Still, there was another toasty hut at the end of the stage and a real bed to sleep in. We’d get some rest before the long stage.
Stage Four was endless. A cut-off was imposed at checkpoint 5 where runners who took longer than 12 hrs to reach it were ferried to the finish by road. 3 runners were short coursed at this point. 6 more either didn’t start or were taken off the course by the medics today. Thankfully the medics were amazing and the Sami team know how to get top speed out of a snow-mobile!
Cruelly the hardest part of the trail comes after the 50th kilometre when the runners find themselves in deeper softer snow just at a time when the accumulated calorie deficit is at it’s worst and the temperature is plummeting. The cruellest twist though lays in the last 500m. We emerged from woodland and saw the lights at the finish line on the other side of a lake which looked like little more than a paddling pool compared to the expanses of water we were used to.
However, this lake was dotted with half frozen surface water. A thick layer of slush hiding under a few inches of powdery snow. If your foot goes through into that soup, when you lift it out again you’ll find that it freezes solid and hangs on your snowshoes like concrete.
There was a large heated tepee waiting for us and the medics were using the sauna to warm people back up when we reached the finish. Luxury!
It’s easy to assume that 15km is an easy day compared to the other stages. They even call it The Sprint! Nobody was in a sprinting mood that morning. We’d put everything into stage four and, though my pack was lighter my energy as well as my supplies were exhausted. It is easy to underestimate this last 15km stretch but this is still the Arctic. The medics had to keep a few people back this morning who they don’t feel are ready to risk another few hours in the cold.

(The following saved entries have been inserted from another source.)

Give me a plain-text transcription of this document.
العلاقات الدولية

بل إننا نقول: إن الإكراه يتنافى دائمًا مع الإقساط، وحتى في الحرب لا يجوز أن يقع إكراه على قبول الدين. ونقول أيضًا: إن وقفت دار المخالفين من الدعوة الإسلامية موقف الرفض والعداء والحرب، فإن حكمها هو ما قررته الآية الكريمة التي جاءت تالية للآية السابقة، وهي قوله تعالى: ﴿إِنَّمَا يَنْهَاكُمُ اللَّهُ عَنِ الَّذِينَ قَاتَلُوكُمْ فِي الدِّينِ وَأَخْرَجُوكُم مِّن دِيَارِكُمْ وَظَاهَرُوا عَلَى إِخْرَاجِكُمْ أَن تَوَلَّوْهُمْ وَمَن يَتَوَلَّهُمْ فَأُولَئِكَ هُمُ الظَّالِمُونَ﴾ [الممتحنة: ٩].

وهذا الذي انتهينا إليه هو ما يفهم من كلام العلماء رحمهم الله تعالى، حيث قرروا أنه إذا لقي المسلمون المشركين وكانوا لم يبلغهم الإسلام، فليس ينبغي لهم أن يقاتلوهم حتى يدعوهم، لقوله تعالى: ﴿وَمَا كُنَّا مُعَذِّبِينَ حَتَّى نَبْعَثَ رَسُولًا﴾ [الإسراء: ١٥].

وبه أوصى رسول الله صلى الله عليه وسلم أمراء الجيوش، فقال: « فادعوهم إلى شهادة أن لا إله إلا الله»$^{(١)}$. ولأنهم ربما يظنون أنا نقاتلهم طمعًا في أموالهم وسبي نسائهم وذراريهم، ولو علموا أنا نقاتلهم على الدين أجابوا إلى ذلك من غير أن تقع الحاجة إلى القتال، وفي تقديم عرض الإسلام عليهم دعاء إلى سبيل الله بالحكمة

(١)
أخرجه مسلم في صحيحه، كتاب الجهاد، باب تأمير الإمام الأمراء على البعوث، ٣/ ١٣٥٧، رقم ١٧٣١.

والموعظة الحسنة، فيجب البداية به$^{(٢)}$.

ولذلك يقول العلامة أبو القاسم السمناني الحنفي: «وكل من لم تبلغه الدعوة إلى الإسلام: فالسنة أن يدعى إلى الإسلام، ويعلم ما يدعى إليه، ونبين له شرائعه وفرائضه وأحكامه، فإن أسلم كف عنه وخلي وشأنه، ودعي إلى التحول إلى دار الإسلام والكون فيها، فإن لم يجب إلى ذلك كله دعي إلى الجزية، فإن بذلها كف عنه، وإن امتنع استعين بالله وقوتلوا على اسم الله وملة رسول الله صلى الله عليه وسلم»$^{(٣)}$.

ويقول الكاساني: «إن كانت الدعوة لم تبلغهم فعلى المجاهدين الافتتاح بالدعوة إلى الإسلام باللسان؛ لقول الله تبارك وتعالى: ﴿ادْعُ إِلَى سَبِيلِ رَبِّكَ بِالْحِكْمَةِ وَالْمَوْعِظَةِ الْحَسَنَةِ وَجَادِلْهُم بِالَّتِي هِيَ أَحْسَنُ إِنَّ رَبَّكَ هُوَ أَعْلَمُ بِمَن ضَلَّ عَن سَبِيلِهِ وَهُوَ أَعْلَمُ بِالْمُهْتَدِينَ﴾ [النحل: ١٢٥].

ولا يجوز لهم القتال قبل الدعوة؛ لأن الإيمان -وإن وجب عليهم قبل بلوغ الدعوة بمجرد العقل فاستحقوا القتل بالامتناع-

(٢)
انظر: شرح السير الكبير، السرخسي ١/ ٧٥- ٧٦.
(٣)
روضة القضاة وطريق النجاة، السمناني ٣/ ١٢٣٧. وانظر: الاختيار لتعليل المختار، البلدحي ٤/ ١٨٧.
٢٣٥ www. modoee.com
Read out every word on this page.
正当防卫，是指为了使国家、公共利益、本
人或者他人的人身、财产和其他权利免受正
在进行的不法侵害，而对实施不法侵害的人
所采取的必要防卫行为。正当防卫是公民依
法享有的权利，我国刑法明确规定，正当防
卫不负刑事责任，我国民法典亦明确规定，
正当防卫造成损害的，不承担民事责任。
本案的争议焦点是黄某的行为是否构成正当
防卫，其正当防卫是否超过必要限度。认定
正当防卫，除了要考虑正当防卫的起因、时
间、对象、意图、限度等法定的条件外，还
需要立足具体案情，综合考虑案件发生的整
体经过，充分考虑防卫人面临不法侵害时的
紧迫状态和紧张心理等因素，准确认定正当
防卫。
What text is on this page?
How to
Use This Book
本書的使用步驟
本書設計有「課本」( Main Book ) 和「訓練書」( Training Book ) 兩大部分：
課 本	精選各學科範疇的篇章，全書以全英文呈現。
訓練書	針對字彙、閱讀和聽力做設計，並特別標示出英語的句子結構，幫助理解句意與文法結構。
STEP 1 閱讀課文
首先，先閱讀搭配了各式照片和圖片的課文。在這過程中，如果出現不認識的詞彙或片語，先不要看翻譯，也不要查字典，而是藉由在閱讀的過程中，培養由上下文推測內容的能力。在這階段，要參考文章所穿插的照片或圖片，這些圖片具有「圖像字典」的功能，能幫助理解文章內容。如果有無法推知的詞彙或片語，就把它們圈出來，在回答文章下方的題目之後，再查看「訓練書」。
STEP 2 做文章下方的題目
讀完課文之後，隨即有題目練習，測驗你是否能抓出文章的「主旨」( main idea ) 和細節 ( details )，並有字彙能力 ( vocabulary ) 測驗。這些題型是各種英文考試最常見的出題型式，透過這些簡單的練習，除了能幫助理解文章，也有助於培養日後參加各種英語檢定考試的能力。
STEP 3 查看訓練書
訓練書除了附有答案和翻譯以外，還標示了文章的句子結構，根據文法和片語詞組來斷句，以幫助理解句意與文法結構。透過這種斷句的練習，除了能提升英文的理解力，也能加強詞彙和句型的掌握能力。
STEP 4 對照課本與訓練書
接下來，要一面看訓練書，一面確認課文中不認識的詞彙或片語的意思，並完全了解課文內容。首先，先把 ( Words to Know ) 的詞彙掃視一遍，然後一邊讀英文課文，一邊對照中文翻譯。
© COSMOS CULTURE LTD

The race finishes in Jokkmokk and it was an incongruous experience being back in civilisation again after 5 days. Still, we embraced their reaquaintence with normality and, not long after finally crawling over the finish line, a few of us wandered off to raid the local supermarkets and drank cans of lager and ate roast chickens with our bare hands! The atmosphere at the finish was one of relief, happiness and comraderie. There were hugs and tears and laughter. All the hardship of the previous days was forgotten.
After a few hours to recuperate, take a hot shower and sleep in a real bed the evening’s festivities began. We all got together for some local cuisine, a medal ceremony and a fair few local beverages!